Но самая жесть была не в этом. Ко мне несколько раз приводили студентов из местного мединститута. Чтоб показывать, как заживают такие необычные ранения. И вот эти будущие врачи (и их «наставники») на меня смотрели не то что как на неодушевлённый предмет. И даже не как на животное. Я даже не знаю, что это было. Не было ни ненависти, ни каких-то особых эмоций. Просто какое-то холодное, спокойное нечто. Будто передо мной вообще не люди. Какие-то существа без души. Помнишь старый фильм про «Чужих»? Вот чем-то таким они и были. Судя по говору, они все были неместными. Часть с Западной Украины. Какая-то часть из центральных областей. В Харькове всегда было хорошее образование, туда многие ехали еще при Союзе. А местный там был один — тот, кто их привел. Преподаватель. И они тыкали зондом в открытые раны. Как будто я лягушка. Хотя не всякую лягушку режут заживо. Я один раз закричал, а преподаватель им говорит, мол, фиксируйте болевую реакцию, смотрите, как дергаются мышцы. Ну, или что-то такое. После этого я уже не кричал. Не хотел доставлять такую радость этим мразям. Я по детству как-то фильм смотрел, про то, как проводились медицинские опыты в концлагерях. И я понять не мог, что за люди такие могли это делать. Люди это, вообще? Теперь знаю — я их видел. Это не люди.
— Меня обменяли. По одному из последних обменов. До того, какэтот «Минск» окончательноустаканился и на пленных забили. До того, как стали делать вид, что нас нет. Почему именно меня — не знаю. Таких, как я, там было много. Очень много. Ты не представляешь, сколько. В таких местах, как Мариуполь, вообще могут схватить кого угодно и за что угодно. Там все вне закона. Знаешь, вот, говорят, что это нацизм. Да нет, это не нацизм. Это Украина. Такая она — настоящая».
«Меня схватили неизвестные люди в форме милиции. Заломили руки, лицом в асфальт, нанесли несколько ударов по голове, по корпусу, мешок на голову, засунули в машину, привезли. Я так понимаю, это база СБУ, замаскированная под автомойку, где несколько дней осуществляли допросы с пристрастием, избиения, моральное давление и унижение.
Потом посадили в джип и отправили под Славянск, в село Евгеньевка, где был их штаб и по совместительству фильтрационный лагерь. В данном фильтрационном лагере располагалось два кунга, которые служили местами временного заключения, это машины с будками небольшой вместительности с площадью примерно 16–20 кв. м. Там я провел больше двадцати дней, каждый день менялись люди, добавлялись новые, в среднем там люди проводили по пять-семь дней.

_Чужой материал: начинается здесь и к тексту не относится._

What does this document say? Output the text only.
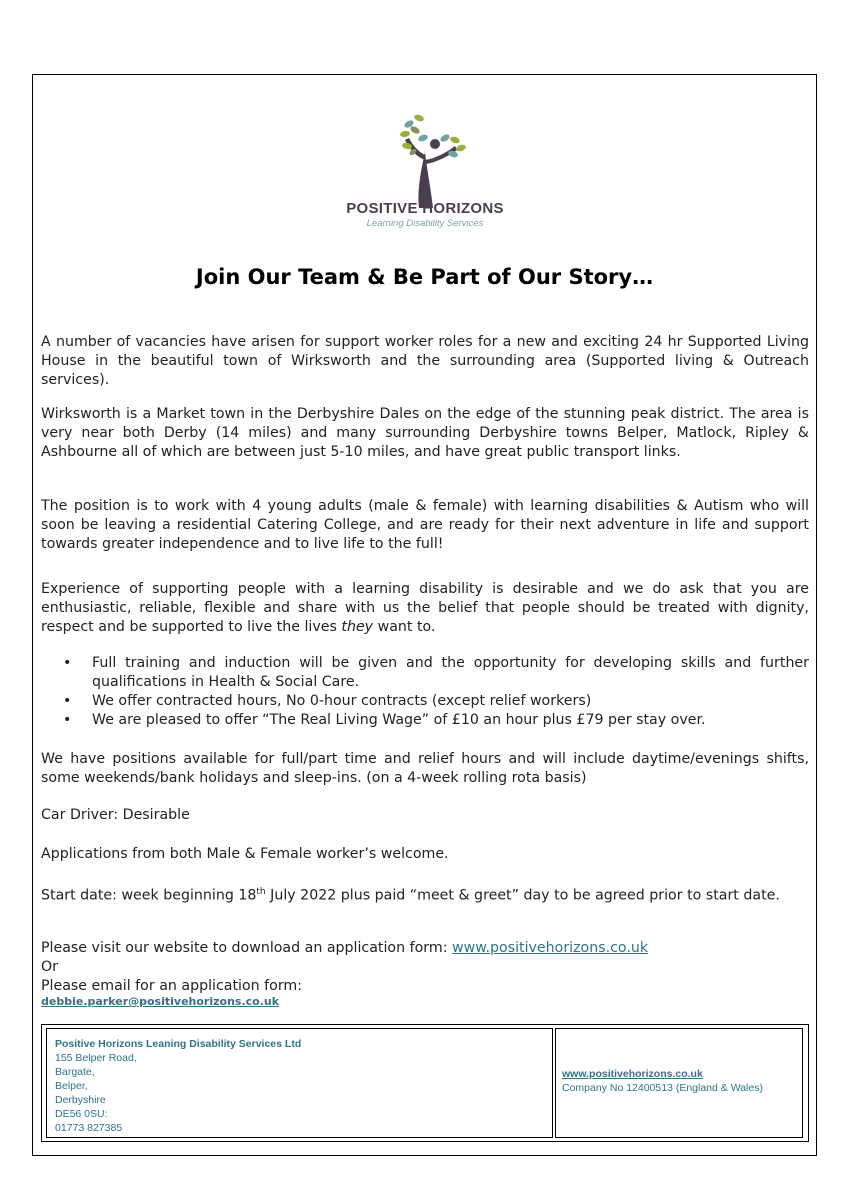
POSITIVE HORIZONS
Learning Disability Services
Join Our Team & Be Part of Our Story…

A number of vacancies have arisen for support worker roles for a new and exciting 24 hr Supported Living House in the beautiful town of Wirksworth and the surrounding area (Supported living & Outreach services).

Wirksworth is a Market town in the Derbyshire Dales on the edge of the stunning peak district. The area is very near both Derby (14 miles) and many surrounding Derbyshire towns Belper, Matlock, Ripley & Ashbourne all of which are between just 5-10 miles, and have great public transport links.

The position is to work with 4 young adults (male & female) with learning disabilities & Autism who will soon be leaving a residential Catering College, and are ready for their next adventure in life and support towards greater independence and to live life to the full!

Experience of supporting people with a learning disability is desirable and we do ask that you are enthusiastic, reliable, flexible and share with us the belief that people should be treated with dignity, respect and be supported to live the lives they want to.

• Full training and induction will be given and the opportunity for developing skills and further qualifications in Health & Social Care.
• We offer contracted hours, No 0-hour contracts (except relief workers)
• We are pleased to offer “The Real Living Wage” of £10 an hour plus £79 per stay over.

We have positions available for full/part time and relief hours and will include daytime/evenings shifts, some weekends/bank holidays and sleep-ins. (on a 4-week rolling rota basis)

Car Driver: Desirable

Applications from both Male & Female worker’s welcome.

Start date: week beginning 18th July 2022 plus paid “meet & greet” day to be agreed prior to start date.

Please visit our website to download an application form: www.positivehorizons.co.uk

Or

Please email for an application form:

debbie.parker@positivehorizons.co.uk
Positive Horizons Leaning Disability Services Ltd
155 Belper Road,
Bargate,
Belper,
Derbyshire
DE56 0SU:
01773 827385
www.positivehorizons.co.uk
Company No 12400513 (England & Wales)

Избиения были регулярные, меня поднимали ночью, выводили из этого кунга и отводили на допрос к военным. Ты выходишь в наручниках, а на голове у тебя мешок. Садят тебя на стул и с разных сторон задаются вопросы, а потом начинают бить по голове. Условия содержания, конечно, в фильтрационном лагере — это просто кошмар, потому что абсолютно все время ты сидишь с мешком на голове либо в целлофановом пакете, который замотан скотчем вокруг глаз, в наручниках. Потом наручников стало не хватать, стали стяжками связывать руки, пальцы. Ну, конечно же, затягивали все очень плотно, туго. Самое плохое — это бывало так, что набивали в этот кунг людей до предела — на 20 кв. м сидели 17–18 человек. Ты даже лечь не можешь, и это на протяжении нескольких дней. Когда людей становилось много, переставали людей выводить в туалет, ставили ведро в углу, все мочились в это ведро.
Еще засовывали в яму. Была выкопана яма метров пять и туда водили — бывало, всех вместе, бывало, поодиночке. Там, бывало, несколько дней сидели в яме, под дождем, по щиколотку в воде.
Потом меня перевезли в изолятор СБУ. Оперативники СБУ, конечно, творили очень много того, за что им придется отвечать.
Когда надо было ехать в суд, у меня на футболке были следы крови после «бесед», но, конечно, футболку заставили снять и надеть рубашку, чтобы ничего не было. На суде мне дали меру пресечения, и я отправился на СИЗО, потом обмен».